Athletics should be fun and challenging. When we remove the pressure to BE the best and, instead, DO their best, children will more likely enjoy and engage in spontaneous and creative play. When coaches and parents passively impose and dictate specialized training, students don’t inherently learn the skills of becoming a mature adult like conflict resolution, cooperation to achieve a goal, flexibility. They are also robbed of the personal responsibility to manage long term health habits by listening to, and caring for their own bodies by looking to an outside authority for guidance. Further, my observation is that they begin to resist the constant management. An implicit (or explicit) expectation to compete in year round sports is a recipe for a dislike of exercise (and nagging physical, as well as behavioral, problems).
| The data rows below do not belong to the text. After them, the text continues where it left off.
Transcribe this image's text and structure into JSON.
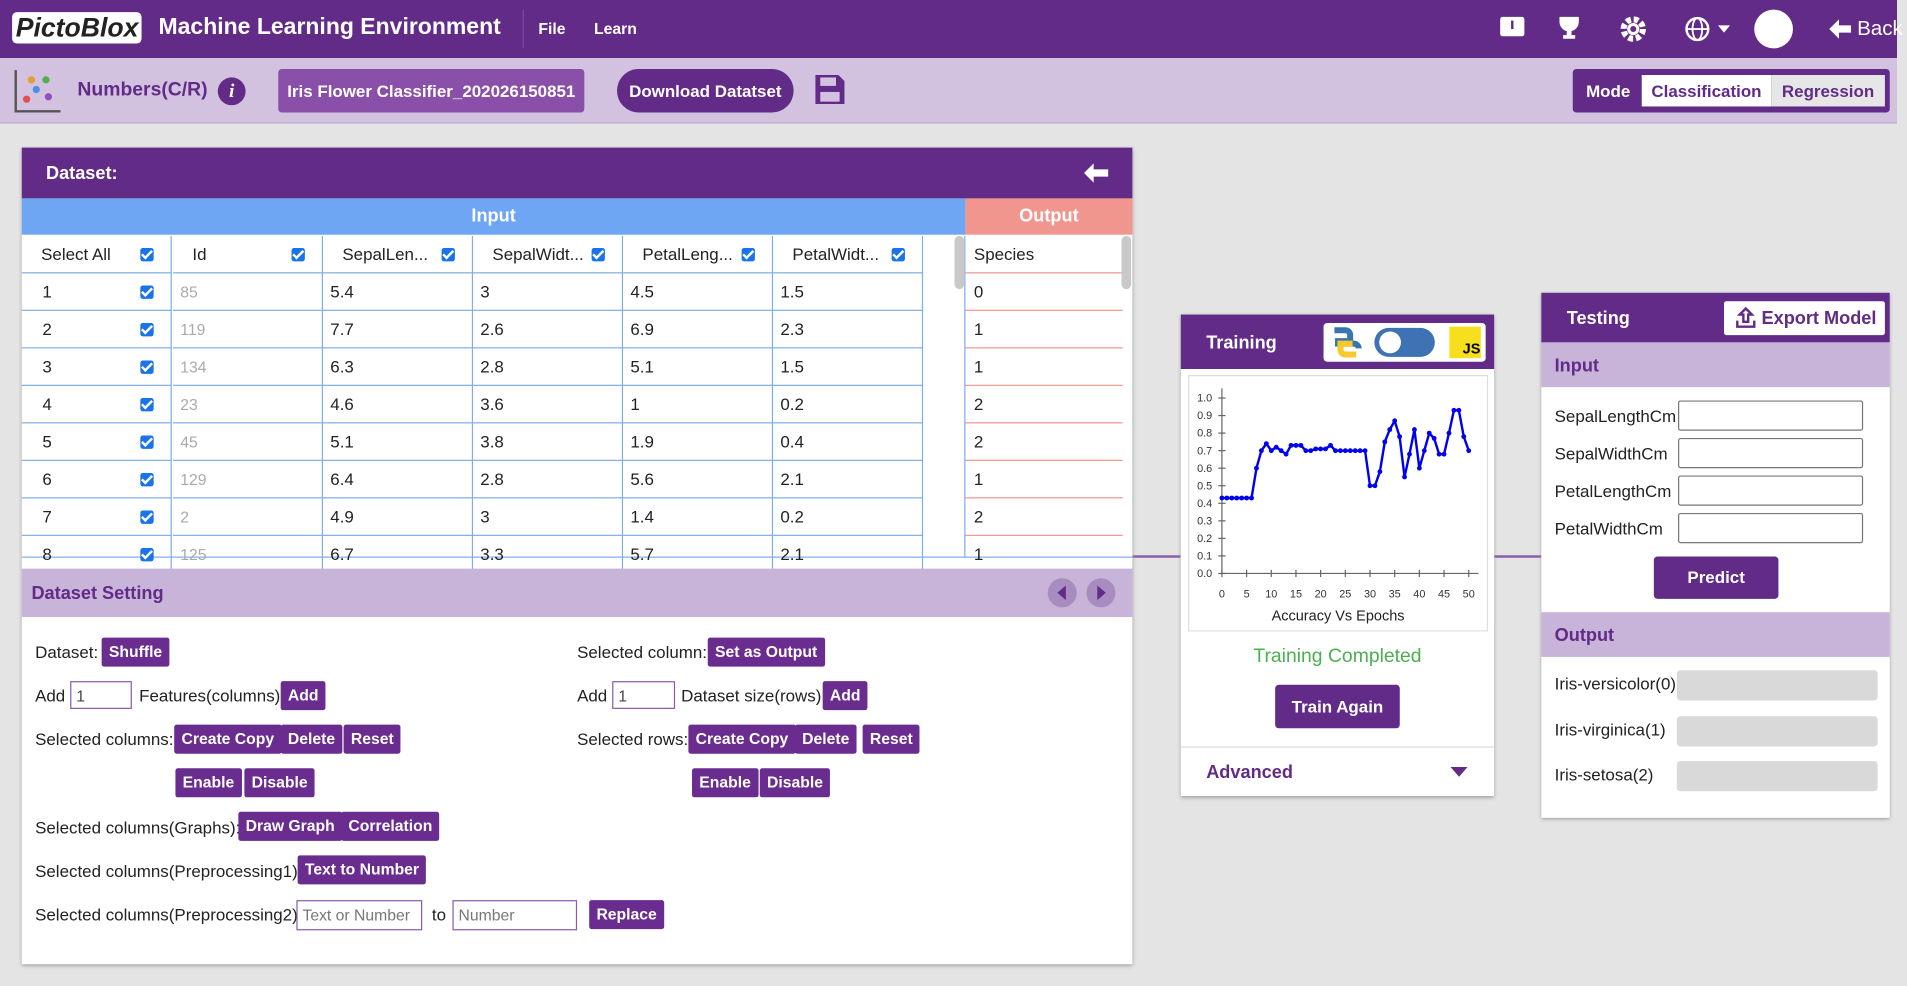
{
  "header": {
    "logo": "PictoBlox",
    "title": "Machine Learning Environment",
    "menu": [
      "File",
      "Learn"
    ],
    "back": "Back"
  },
  "toolbar": {
    "project": "Numbers(C/R)",
    "file_name": "Iris Flower Classifier_202026150851",
    "download": "Download Datatset",
    "mode_label": "Mode",
    "modes": [
      "Classification",
      "Regression"
    ]
  },
  "dataset": {
    "title": "Dataset:",
    "input_label": "Input",
    "output_label": "Output",
    "columns": [
      "Select All",
      "Id",
      "SepalLen...",
      "SepalWidt...",
      "PetalLeng...",
      "PetalWidt..."
    ],
    "output_column": "Species",
    "rows": [
      [
        1,
        85,
        5.4,
        3,
        4.5,
        1.5
      ],
      [
        2,
        119,
        7.7,
        2.6,
        6.9,
        2.3
      ],
      [
        3,
        134,
        6.3,
        2.8,
        5.1,
        1.5
      ],
      [
        4,
        23,
        4.6,
        3.6,
        1,
        0.2
      ],
      [
        5,
        45,
        5.1,
        3.8,
        1.9,
        0.4
      ],
      [
        6,
        129,
        6.4,
        2.8,
        5.6,
        2.1
      ],
      [
        7,
        2,
        4.9,
        3,
        1.4,
        0.2
      ],
      [
        8,
        125,
        6.7,
        3.3,
        5.7,
        2.1
      ]
    ],
    "output_values": [
      0,
      1,
      1,
      2,
      2,
      1,
      2,
      1
    ]
  },
  "setting": {
    "title": "Dataset Setting",
    "dataset_label": "Dataset:",
    "shuffle": "Shuffle",
    "add": "Add",
    "add_value": 1,
    "features": "Features(columns)",
    "add_btn": "Add",
    "selected_columns": "Selected columns:",
    "create_copy": "Create Copy",
    "delete": "Delete",
    "reset": "Reset",
    "enable": "Enable",
    "disable": "Disable",
    "graphs": "Selected columns(Graphs):",
    "draw_graph": "Draw Graph",
    "correlation": "Correlation",
    "pre1": "Selected columns(Preprocessing1):",
    "text_to_number": "Text to Number",
    "pre2": "Selected columns(Preprocessing2):",
    "placeholder_from": "Text or Number",
    "to": "to",
    "placeholder_to": "Number",
    "replace": "Replace",
    "selected_column": "Selected column:",
    "set_output": "Set as Output",
    "dataset_size": "Dataset size(rows)",
    "selected_rows": "Selected rows:"
  },
  "training": {
    "title": "Training",
    "status": "Training Completed",
    "train_again": "Train Again",
    "advanced": "Advanced",
    "chart": {
      "type": "line",
      "xlabel": "Accuracy Vs Epochs",
      "color": "#0000ee",
      "xlim": [
        0,
        50
      ],
      "ylim": [
        0,
        1
      ],
      "xticks": [
        0,
        5,
        10,
        15,
        20,
        25,
        30,
        35,
        40,
        45,
        50
      ],
      "yticks": [
        {
          "value": 0,
          "label": "0.0"
        },
        0.1,
        0.2,
        0.3,
        0.4,
        0.5,
        0.6,
        0.7,
        0.8,
        0.9,
        {
          "value": 1,
          "label": "1.0"
        }
      ],
      "x": [
        0,
        1,
        2,
        3,
        4,
        5,
        6,
        7,
        8,
        9,
        10,
        11,
        12,
        13,
        14,
        15,
        16,
        17,
        18,
        19,
        20,
        21,
        22,
        23,
        24,
        25,
        26,
        27,
        28,
        29,
        30,
        31,
        32,
        33,
        34,
        35,
        36,
        37,
        38,
        39,
        40,
        41,
        42,
        43,
        44,
        45,
        46,
        47,
        48,
        49,
        50
      ],
      "values": [
        0.43,
        0.43,
        0.43,
        0.43,
        0.43,
        0.43,
        0.43,
        0.6,
        0.7,
        0.74,
        0.7,
        0.72,
        0.7,
        0.68,
        0.73,
        0.73,
        0.73,
        0.7,
        0.7,
        0.71,
        0.71,
        0.71,
        0.73,
        0.7,
        0.7,
        0.7,
        0.7,
        0.7,
        0.7,
        0.7,
        0.5,
        0.5,
        0.58,
        0.75,
        0.82,
        0.87,
        0.78,
        0.55,
        0.68,
        0.82,
        0.6,
        0.7,
        0.8,
        0.77,
        0.68,
        0.68,
        0.8,
        0.93,
        0.93,
        0.78,
        0.7
      ]
    }
  },
  "testing": {
    "title": "Testing",
    "export": "Export Model",
    "input_label": "Input",
    "fields": [
      "SepalLengthCm",
      "SepalWidthCm",
      "PetalLengthCm",
      "PetalWidthCm"
    ],
    "predict": "Predict",
    "output_label": "Output",
    "classes": [
      "Iris-versicolor(0)",
      "Iris-virginica(1)",
      "Iris-setosa(2)"
    ]
  }
}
If our goal is achieving peak athletic performance for a short window, I will continue to see chronically injured, burned out athletes that haven’t stepped in a gym since they quit in college, and I think our culture at large will continue to show the fruits of that mentality. Sports aren’t an end in and of themselves, but a microcosm of a bigger picture. And I think we are wasting it. I wish we could see past the potential scholarship opportunity and the even more remote professional career, and help our children develop into the people they could be. Sports are a relatively short, but influential window of time that we could parlay into healthier, happier adults and, therefore, families and communities.